Each framework template is versioned and curated by Hamster. When templates evolve, your existing goals don't break — your framework instance keeps its current shape until you choose to upgrade.

How it works

  1. Pick a framework — From the Goals page, create a framework instance from a template. Give it a name (e.g. "Q1 2026 OKRs", "Growth AARRR"), pick a cadence (quarterly, annual, monthly, continuous), and optionally set a start and end date.

  2. Fill in the hierarchy — Each framework has its own goal types. OKR has Objectives and Key Results. OGSM has Objectives, Goals, Strategies, and Measures. V2MOM has all five top-level types. Hamster enforces the shape — you can't put a Key Result under a Strategy or skip a layer.

  3. Metrics — On any goal type marked measurable (Key Results, OGSM Measures, AARRR/HEART Metrics, North Star and Input Metrics), attach a unit, a direction (increase / decrease / maintain), an aggregation (sum / avg / last / max / min), an optional baseline, and a target. OGSM Measures can additionally be tagged as leading or lagging KPIs.

  4. Results — A framework's cadence creates periods (Q1 2026, H1 2026, etc.). For each measurable goal, log a target and an actual per period, plus a status (On Track, At Risk, Off Track, Achieved, Missed) and an optional confidence (0–1).

  5. Link initiatives to goals — From an initiative, link it to the goal(s) it's meant to deliver. A single initiative can contribute to multiple goals; a goal can be delivered by multiple initiatives. Optionally weight each link (0–1) when an initiative only partly serves a goal.
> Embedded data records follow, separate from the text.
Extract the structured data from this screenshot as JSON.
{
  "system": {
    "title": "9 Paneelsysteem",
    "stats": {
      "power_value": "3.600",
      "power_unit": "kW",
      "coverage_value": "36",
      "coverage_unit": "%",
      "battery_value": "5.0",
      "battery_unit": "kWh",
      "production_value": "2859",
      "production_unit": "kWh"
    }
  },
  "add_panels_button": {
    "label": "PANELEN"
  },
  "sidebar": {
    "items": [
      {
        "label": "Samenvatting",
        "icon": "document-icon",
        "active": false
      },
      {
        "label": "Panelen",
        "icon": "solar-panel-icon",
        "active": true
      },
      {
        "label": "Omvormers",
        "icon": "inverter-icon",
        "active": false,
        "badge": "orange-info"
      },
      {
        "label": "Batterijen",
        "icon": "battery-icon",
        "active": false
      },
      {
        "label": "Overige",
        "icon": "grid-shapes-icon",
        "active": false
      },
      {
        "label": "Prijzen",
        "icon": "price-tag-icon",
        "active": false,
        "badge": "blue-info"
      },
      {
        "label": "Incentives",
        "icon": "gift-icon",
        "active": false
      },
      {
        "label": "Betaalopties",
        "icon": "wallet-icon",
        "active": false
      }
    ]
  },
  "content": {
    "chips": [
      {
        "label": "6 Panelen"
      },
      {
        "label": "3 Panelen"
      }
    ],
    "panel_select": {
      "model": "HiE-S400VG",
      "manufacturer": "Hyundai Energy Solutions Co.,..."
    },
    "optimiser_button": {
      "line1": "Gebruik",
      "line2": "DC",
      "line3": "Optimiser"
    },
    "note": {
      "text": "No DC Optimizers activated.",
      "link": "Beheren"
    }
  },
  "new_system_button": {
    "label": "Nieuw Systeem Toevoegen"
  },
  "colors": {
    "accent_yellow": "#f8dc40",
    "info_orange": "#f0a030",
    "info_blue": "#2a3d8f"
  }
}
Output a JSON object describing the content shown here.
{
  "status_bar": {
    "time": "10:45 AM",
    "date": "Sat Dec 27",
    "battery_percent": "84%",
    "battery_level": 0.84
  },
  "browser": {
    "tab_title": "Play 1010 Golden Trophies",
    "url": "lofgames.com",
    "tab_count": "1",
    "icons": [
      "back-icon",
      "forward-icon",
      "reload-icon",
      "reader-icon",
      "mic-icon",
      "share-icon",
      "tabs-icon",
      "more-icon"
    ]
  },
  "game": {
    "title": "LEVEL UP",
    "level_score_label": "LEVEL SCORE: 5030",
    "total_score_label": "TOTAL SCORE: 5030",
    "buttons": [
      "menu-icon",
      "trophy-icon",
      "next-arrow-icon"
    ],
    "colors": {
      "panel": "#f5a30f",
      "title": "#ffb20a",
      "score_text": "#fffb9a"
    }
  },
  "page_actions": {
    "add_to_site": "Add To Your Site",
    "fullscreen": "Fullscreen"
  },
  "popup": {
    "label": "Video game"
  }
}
  6. Watch work ladder up — As briefs ship, their initiatives roll up into goals. The Goals view shows you which goals have initiatives behind them, which are unanchored, and which are tracking against their targets.

Goals in chat

The AI assistant reads from your goals when it refines briefs, generates plans, and proposes initiatives, alongside Blueprints and the Context Graph. Ask things like:

  • "What goals does our Q1 OKR framework have?"
  • "Which initiatives are linked to the Activation goal?"
  • "Are any active goals off track right now?"
  • "Suggest an initiative to move Activation from 30% to 60%."
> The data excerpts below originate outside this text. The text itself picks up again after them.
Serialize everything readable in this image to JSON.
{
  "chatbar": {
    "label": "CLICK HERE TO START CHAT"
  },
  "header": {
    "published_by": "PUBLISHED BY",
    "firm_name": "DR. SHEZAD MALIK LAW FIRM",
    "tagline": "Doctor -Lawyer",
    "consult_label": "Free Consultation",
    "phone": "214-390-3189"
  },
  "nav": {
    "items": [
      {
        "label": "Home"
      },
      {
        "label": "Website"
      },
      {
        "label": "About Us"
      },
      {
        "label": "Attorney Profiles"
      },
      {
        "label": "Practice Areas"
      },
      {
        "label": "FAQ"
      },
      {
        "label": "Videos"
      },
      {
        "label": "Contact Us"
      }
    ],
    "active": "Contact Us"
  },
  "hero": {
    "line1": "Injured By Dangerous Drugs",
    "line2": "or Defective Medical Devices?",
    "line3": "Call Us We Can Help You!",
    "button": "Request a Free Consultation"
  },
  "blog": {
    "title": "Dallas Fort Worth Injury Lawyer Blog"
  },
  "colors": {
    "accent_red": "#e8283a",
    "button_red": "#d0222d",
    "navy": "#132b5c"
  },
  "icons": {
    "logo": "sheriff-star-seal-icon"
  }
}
When the assistant proposes a brief or an initiative, it can reference the goal it ladders up to — so the why is visible at every layer.

Switching frameworks without breaking delivery

Frameworks are deliberately separated from delivery. Your initiatives, briefs, plans, and tasks don't depend on which framework you've chosen. If your team moves from OKRs to OGSM, you change the framework instance — the work below stays exactly where it is, and the new framework's goals can re-link to the same initiatives.

This is intentional: frameworks are how you measure direction. Delivery shouldn't have to change shape every time the team picks a new measurement language.

Roles and permissions

Managing goals (creating frameworks, editing goals, attaching metrics, recording results) requires the goals.manage permission. By default this is held by Owners and Admins; Members and Reviewers see goals read-only. Roles and permissions spell out who can change what.

Tips

  • Pick the framework your team already speaks. If your weekly review uses OKR language, pick OKR — don't relearn the framework just because Hamster supports six.
  • Start with one active framework, not five. Frameworks compound; teams that run two in parallel rarely keep both fresh.
  • Use leading + lagging KPIs in OGSM. A measure marked leading reports early; a lagging one reports outcomes. Mixing them is how strategies stay honest.
  • Link initiatives early. A goal without linked initiatives is a wish; an initiative without a linked goal is unanchored work.
  • Don't over-nest. OGSM tops out at four levels by design; OKR is two. Resist the temptation to add depth — the framework is enforcing what works.
  • Switch frameworks without ceremony. Archiving an OKR framework and starting an OGSM is a five-minute operation; your initiatives and briefs are untouched.